使用 Jython 运行 HtmlUnit - 命令行启动时出现问题

发布于 2024-12-09 20:17:41 字数 681 浏览 3 评论 0原文

我尝试按照本教程使用 Jython 运行 HtmlUnit:

http://blog .databigbang.com/web-scraping-ajax-and-javascript-sites/

但它对我不起作用。我无法导入 com.gargoylesoftvare 包,HtmlUnit 文件夹中只有一些 HTML 文件,我需要以某种方式导入它们?

该教程说要像这样运行 python 脚本:

/opt/jython/jython -J-classpath "htmlunit-2.8/lib/*" gartner.py

我尝试运行:

java -jar /Users/adam/jython/jython.jar -J-classpath "htmlunit-2.8/lib/*" gartner.py

我的问题是我收到“未知选项:J-classpath”。但 Jython.org 上甚至没有关于 -J-classpath 参数的信息。如果有任何建议,我将非常高兴。我在 Snow Leopard 上运行 jython 独立版本 2.5.2

I tried to run HtmlUnit with Jython following this tutorial:

http://blog.databigbang.com/web-scraping-ajax-and-javascript-sites/

but it does not work for me. I am unable to import the com.gargoylesoftvare packages, there are only some HTML files in HtmlUnit folder, which I need to import somehow?

The tutorial says to run python script like this:

/opt/jython/jython -J-classpath "htmlunit-2.8/lib/*" gartner.py

and I try to run:

java -jar /Users/adam/jython/jython.jar -J-classpath "htmlunit-2.8/lib/*" gartner.py

My problem is I am getting an "Unknown option: J-classpath". But there is not even word about -J-classpath parameter on Jython.org. I would be VERY glad for any advice. I am running jython standalone v. 2.5.2 on Snow Leopard

如果你对这篇内容有疑问,欢迎到本站社区发帖提问 参与讨论,获取更多帮助,或者扫码二维码加入 Web 技术交流群。

扫码二维码加入Web技术交流群

发布评论

需要 登录 才能够评论, 你可以免费 注册 一个本站的账号。

评论(3

征棹 2024-12-16 20:17:41

您的整个命令行正在由 java 命令处理(理应如此),并且 -J-classpath 确实不是 java< 的有效命令行选项/代码>。您确实应该尝试遵循本教程的确切步骤,因为您缺少几个重要的步骤(以及弥补您自己的步骤)。

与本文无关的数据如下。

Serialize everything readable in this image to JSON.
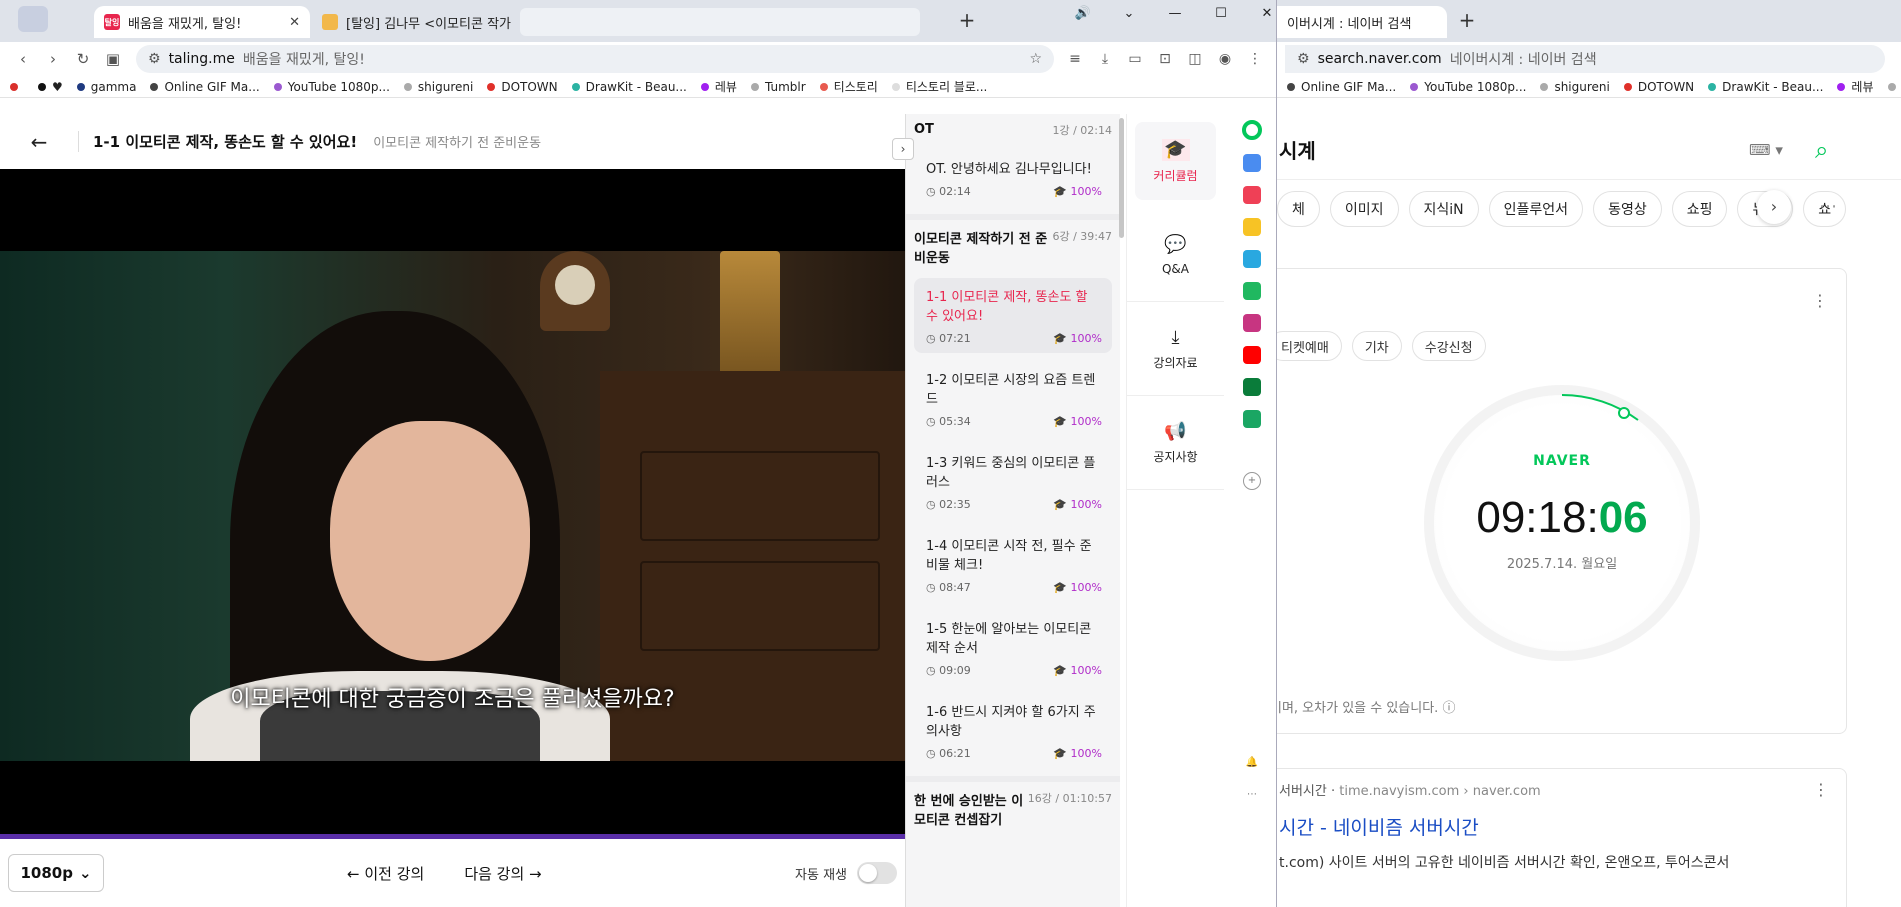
{
  "left_browser": {
    "tabs": [
      {
        "title": "배움을 재밌게, 탈잉!",
        "favicon": "탈잉"
      },
      {
        "title": "[탈잉] 김나무 <이모티콘 작가 데"
      }
    ],
    "window_controls": [
      "🔊",
      "⌄",
      "—",
      "☐",
      "✕"
    ],
    "address": {
      "domain": "taling.me",
      "page_title": "배움을 재밌게, 탈잉!"
    },
    "bookmarks": [
      {
        "label": "",
        "color": "#d9302c"
      },
      {
        "label": "♥",
        "color": "#111111"
      },
      {
        "label": "gamma",
        "color": "#1f3a80"
      },
      {
        "label": "Online GIF Ma...",
        "color": "#444444"
      },
      {
        "label": "YouTube 1080p...",
        "color": "#9b59d0"
      },
      {
        "label": "shigureni",
        "color": "#aaaaaa"
      },
      {
        "label": "DOTOWN",
        "color": "#e0302a"
      },
      {
        "label": "DrawKit - Beau...",
        "color": "#2bb3a3"
      },
      {
        "label": "레뷰",
        "color": "#a020f0"
      },
      {
        "label": "Tumblr",
        "color": "#aaaaaa"
      },
      {
        "label": "티스토리",
        "color": "#e85a4f"
      },
      {
        "label": "티스토리 블로...",
        "color": "#dddddd"
      }
    ]
  },
  "lecture": {
    "title": "1-1 이모티콘 제작, 똥손도 할 수 있어요!",
    "subtitle": "이모티콘 제작하기 전 준비운동",
    "caption": "이모티콘에 대한 궁금증이 조금은 풀리셨을까요?",
    "quality": "1080p",
    "prev_label": "이전 강의",
    "next_label": "다음 강의",
    "autoplay_label": "자동 재생",
    "progress_fraction": 1.0
  },
  "curriculum": {
    "sections": [
      {
        "title": "OT",
        "meta": "1강 / 02:14",
        "lessons": [
          {
            "title": "OT. 안녕하세요 김나무입니다!",
            "duration": "02:14",
            "progress": "100%"
          }
        ]
      },
      {
        "title": "이모티콘 제작하기 전 준비운동",
        "meta": "6강 / 39:47",
        "lessons": [
          {
            "title": "1-1 이모티콘 제작, 똥손도 할 수 있어요!",
            "duration": "07:21",
            "progress": "100%"
          },
          {
            "title": "1-2 이모티콘 시장의 요즘 트렌드",
            "duration": "05:34",
            "progress": "100%"
          },
          {
            "title": "1-3 키워드 중심의 이모티콘 플러스",
            "duration": "02:35",
            "progress": "100%"
          },
          {
            "title": "1-4 이모티콘 시작 전, 필수 준비물 체크!",
            "duration": "08:47",
            "progress": "100%"
          },
          {
            "title": "1-5 한눈에 알아보는 이모티콘 제작 순서",
            "duration": "09:09",
            "progress": "100%"
          },
          {
            "title": "1-6 반드시 지켜야 할 6가지 주의사항",
            "duration": "06:21",
            "progress": "100%"
          }
        ]
      },
      {
        "title": "한 번에 승인받는 이모티콘 컨셉잡기",
        "meta": "16강 / 01:10:57",
        "lessons": []
      }
    ]
  },
  "rail": [
    {
      "label": "커리큘럼",
      "icon": "graduation-cap-icon"
    },
    {
      "label": "Q&A",
      "icon": "chat-bubble-icon"
    },
    {
      "label": "강의자료",
      "icon": "download-icon"
    },
    {
      "label": "공지사항",
      "icon": "megaphone-icon"
    }
  ],
  "right_browser": {
    "tab_title": "이버시계 : 네이버 검색",
    "address": {
      "domain": "search.naver.com",
      "page_title": "네이버시계 : 네이버 검색"
    },
    "bookmarks": [
      {
        "label": "Online GIF Ma...",
        "color": "#444444"
      },
      {
        "label": "YouTube 1080p...",
        "color": "#9b59d0"
      },
      {
        "label": "shigureni",
        "color": "#aaaaaa"
      },
      {
        "label": "DOTOWN",
        "color": "#e0302a"
      },
      {
        "label": "DrawKit - Beau...",
        "color": "#2bb3a3"
      },
      {
        "label": "레뷰",
        "color": "#a020f0"
      },
      {
        "label": "Tumblr",
        "color": "#aaaaaa"
      }
    ]
  },
  "naver": {
    "query": "시계",
    "tabs": [
      "체",
      "이미지",
      "지식iN",
      "인플루언서",
      "동영상",
      "쇼핑",
      "뉴스",
      "쇼"
    ],
    "chips": [
      "티켓예매",
      "기차",
      "수강신청"
    ],
    "logo": "NAVER",
    "time_hm": "09:18:",
    "time_s": "06",
    "date": "2025.7.14. 월요일",
    "disclaimer": "이며, 오차가 있을 수 있습니다.",
    "result": {
      "source_name": "서버시간",
      "source_host": "time.navyism.com › naver.com",
      "title": "시간 - 네이비즘 서버시간",
      "desc": "t.com) 사이트 서버의 고유한 네이비즘 서버시간 확인, 온앤오프, 투어스콘서"
    }
  }
}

Your entire command line is being processed by the java command (as it should), and -J-classpath is indeed not a valid command line option for java. You should really try to follow the exact steps of the tutorial, because you are missing several important steps (and kind of making up your own steps).

分分钟 2024-12-16 20:17:41

如果脚本使用脚本运行所需的 jar 的 sys.path.append 将完整 url 附加到 python 路径,则可以将 Jython 脚本运行为: jython myscript.py 。

这是我正在编写的当前脚本。

#!/opt/jython/jython
'''
Created on Dec 7, 2011
@author: chris
'''
import sys, os
from time import sleep

jarpath = '/usr/share/java/htmlunit/' #path the jar files to import
jars = ['apache-mime4j-0.6.jar','commons-codec-1.4.jar',
    'commons-collections-3.2.1.jar','commons-io-1.4.jar',
    'commons-lang-2.4.jar','commons-logging-1.1.1.jar',
    'cssparser-0.9.5.jar','htmlunit-2.8.jar',
    'htmlunit-core-js-2.8.jar','httpclient-4.0.1.jar',
    'httpcore-4.0.1.jar','httpmime-4.0.1.jar',
    'nekohtml-1.9.14.jar','sac-1.3.jar',
    'serializer-2.7.1.jar','xalan-2.7.1.jar',
    'xercesImpl-2.9.1.jar','xml-apis-1.3.04.jar'] #a list of jars

def loadjars(): #appends jars to jython path
    for jar in jars:
        print(jarpath+jar+'\n')
        container = jarpath+jar
        sys.path.append(container)

loadjars()

import com.gargoylesoftware.htmlunit.WebClient as WebClient
webclient = WebClient()   

def gotopage():
    print('hello, I will visit Google')
    url = 'http://google.com'
    page = webclient.getPage(url)
    print(page)    

if __name__ == "__main__":
    gotopage()

It is possible to run a Jython script as: jython myscript.py if the script appends the full url to the python path using sys.path.append of the jars that a script will require to run.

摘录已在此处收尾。